Por un lado, Trump restó importancia al acuerdo y dijo que Canadá está haciendo lo que le corresponde. “Está bien. Eso es lo que debería estar haciendo. Si puedes lograr un acuerdo con China, deberías hacerlo”, afirmó desde la Casa Blanca. Sin embargo, horas antes, su propia administración advirtió que Canadá podría arrepentirse de la decisión.
El representante comercial de Estados Unidos, Jamieson Greer, señaló que el acuerdo es “problemático” y recordó que EE. UU. mantiene altos aranceles a los autos chinos para proteger a los trabajadores estadounidenses. A pesar de estas críticas, Trump reiteró esta semana su interés en que fabricantes chinos de automóviles construyan plantas dentro de Estados Unidos. “Si quieren venir y construir una planta y contratarte a ti y a tus vecinos, me encanta esa idea”, dijo durante un evento en Detroit.

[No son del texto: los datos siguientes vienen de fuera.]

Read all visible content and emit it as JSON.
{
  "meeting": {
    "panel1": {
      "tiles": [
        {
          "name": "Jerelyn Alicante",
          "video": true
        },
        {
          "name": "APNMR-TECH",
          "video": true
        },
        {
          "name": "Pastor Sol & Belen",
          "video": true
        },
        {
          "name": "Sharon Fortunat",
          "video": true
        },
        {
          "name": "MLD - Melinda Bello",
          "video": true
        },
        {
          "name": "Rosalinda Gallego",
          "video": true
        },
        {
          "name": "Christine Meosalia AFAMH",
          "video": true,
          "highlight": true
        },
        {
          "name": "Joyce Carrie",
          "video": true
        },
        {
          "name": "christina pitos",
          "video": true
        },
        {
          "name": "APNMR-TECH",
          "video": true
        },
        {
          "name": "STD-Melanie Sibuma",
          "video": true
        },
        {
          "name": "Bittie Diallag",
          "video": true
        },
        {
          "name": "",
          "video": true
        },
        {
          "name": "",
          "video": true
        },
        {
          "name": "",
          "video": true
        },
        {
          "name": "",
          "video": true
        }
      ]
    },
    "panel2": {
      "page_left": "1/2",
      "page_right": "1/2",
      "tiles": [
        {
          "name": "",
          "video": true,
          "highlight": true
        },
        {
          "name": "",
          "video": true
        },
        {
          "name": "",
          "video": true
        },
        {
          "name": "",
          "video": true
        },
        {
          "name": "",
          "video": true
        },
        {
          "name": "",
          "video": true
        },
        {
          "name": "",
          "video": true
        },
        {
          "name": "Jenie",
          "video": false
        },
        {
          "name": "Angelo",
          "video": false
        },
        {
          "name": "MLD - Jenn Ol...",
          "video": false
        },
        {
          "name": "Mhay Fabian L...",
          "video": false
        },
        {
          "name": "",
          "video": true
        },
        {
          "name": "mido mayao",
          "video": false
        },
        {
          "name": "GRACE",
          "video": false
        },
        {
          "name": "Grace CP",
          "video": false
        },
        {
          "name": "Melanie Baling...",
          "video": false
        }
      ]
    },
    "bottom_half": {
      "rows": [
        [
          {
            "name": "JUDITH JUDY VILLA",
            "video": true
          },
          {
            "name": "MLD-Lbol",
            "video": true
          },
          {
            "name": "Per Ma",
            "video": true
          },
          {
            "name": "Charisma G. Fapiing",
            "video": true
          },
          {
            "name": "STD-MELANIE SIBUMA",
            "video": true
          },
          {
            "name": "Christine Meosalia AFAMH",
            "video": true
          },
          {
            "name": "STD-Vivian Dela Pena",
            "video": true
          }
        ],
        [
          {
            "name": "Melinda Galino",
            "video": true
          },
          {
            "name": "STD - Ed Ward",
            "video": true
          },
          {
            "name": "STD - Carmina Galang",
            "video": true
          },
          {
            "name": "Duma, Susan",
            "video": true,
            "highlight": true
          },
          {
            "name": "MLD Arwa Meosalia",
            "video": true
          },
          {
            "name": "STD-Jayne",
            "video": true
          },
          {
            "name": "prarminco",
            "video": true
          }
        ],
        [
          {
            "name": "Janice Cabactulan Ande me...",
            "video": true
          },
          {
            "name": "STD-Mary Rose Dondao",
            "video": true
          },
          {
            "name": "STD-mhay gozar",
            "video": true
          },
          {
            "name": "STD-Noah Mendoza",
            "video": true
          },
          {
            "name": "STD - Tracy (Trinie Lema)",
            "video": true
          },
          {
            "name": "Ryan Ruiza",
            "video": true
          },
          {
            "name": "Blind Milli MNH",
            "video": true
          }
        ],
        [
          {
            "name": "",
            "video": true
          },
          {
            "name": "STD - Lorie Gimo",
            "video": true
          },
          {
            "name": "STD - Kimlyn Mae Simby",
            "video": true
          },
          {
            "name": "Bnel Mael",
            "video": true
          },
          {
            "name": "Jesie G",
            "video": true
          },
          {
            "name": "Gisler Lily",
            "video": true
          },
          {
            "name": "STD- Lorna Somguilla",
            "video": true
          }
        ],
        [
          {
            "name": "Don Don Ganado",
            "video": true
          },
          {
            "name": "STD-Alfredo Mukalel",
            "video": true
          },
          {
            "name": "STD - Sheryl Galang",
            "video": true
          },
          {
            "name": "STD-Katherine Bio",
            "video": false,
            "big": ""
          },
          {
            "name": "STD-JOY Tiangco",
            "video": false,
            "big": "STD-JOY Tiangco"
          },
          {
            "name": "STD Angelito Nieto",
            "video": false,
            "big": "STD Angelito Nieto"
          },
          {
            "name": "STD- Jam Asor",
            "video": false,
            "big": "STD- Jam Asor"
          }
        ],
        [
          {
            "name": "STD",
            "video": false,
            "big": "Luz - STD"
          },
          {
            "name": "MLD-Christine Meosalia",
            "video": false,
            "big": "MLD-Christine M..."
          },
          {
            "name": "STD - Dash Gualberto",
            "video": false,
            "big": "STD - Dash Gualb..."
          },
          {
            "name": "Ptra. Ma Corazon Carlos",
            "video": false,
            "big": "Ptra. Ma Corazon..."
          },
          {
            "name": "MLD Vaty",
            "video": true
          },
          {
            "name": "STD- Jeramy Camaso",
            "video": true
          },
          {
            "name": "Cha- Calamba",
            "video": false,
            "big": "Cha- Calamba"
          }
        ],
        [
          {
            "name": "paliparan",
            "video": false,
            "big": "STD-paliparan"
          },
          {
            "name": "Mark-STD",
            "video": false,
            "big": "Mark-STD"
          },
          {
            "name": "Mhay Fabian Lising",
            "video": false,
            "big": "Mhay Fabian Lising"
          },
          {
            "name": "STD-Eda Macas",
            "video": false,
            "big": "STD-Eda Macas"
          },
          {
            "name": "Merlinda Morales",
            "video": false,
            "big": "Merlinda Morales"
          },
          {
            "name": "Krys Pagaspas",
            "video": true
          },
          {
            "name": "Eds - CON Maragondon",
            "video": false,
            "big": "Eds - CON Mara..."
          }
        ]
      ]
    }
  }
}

¿En qué consiste el acuerdo?
Mark Carney viajó a Pekín esta semana con el objetivo de mejorar las relaciones bilaterales y asegurar lo que calificó como un acuerdo “preliminar pero histórico”. El pacto se basa en un intercambio entre el sector agrícola y los vehículos eléctricos. Canadá permitirá la entrada de hasta 49.000 vehículos eléctricos chinos por año, con un arancel reducido del 6,1 %, frente al 100 % actual. A cambio, China reducirá o eliminará aranceles a importantes exportaciones agrícolas canadienses.
Entre los cambios más relevantes, China bajará los aranceles a la semilla de canola canadiense del 84 % al 15 % a partir del 1 de marzo. Además, se eliminarán los llamados aranceles “antidiscriminación” sobre productos como harina de canola, langosta, cangrejo y arvejas, al menos hasta finales de año.
El aceite de canola, no obstante, seguirá sujeto a un arancel del 100 %. El acuerdo también abre nuevamente uno de los mercados más importantes para Canadá. China es el segundo mayor comprador de canola canadiense, después de Estados Unidos, y el mayor mercado mundial de arvejas.
Carney defendió el pacto asegurando que el impacto en la industria automotriz será limitado. El cupo de vehículos representa menos del 3 % del mercado canadiense y, según dijo, la mitad de los autos importados costará menos de 35.000 dólares para 2030, con el objetivo de mejorar la accesibilidad.
Opiniones divididas
El acuerdo ha generado reacciones opuestas dentro de Canadá. El premier de Ontario, Doug Ford, advirtió sobre posibles riesgos para los trabajadores canadienses, mientras que el premier de Saskatchewan, Scott Moe, celebró el pacto como una victoria para los exportadores agrícolas. Carney, por su parte, presentó el acuerdo como el inicio de una relación estratégica más amplia con China, que incluye mayor turismo, intercambios culturales y la posibilidad de viajes sin visa para los canadienses.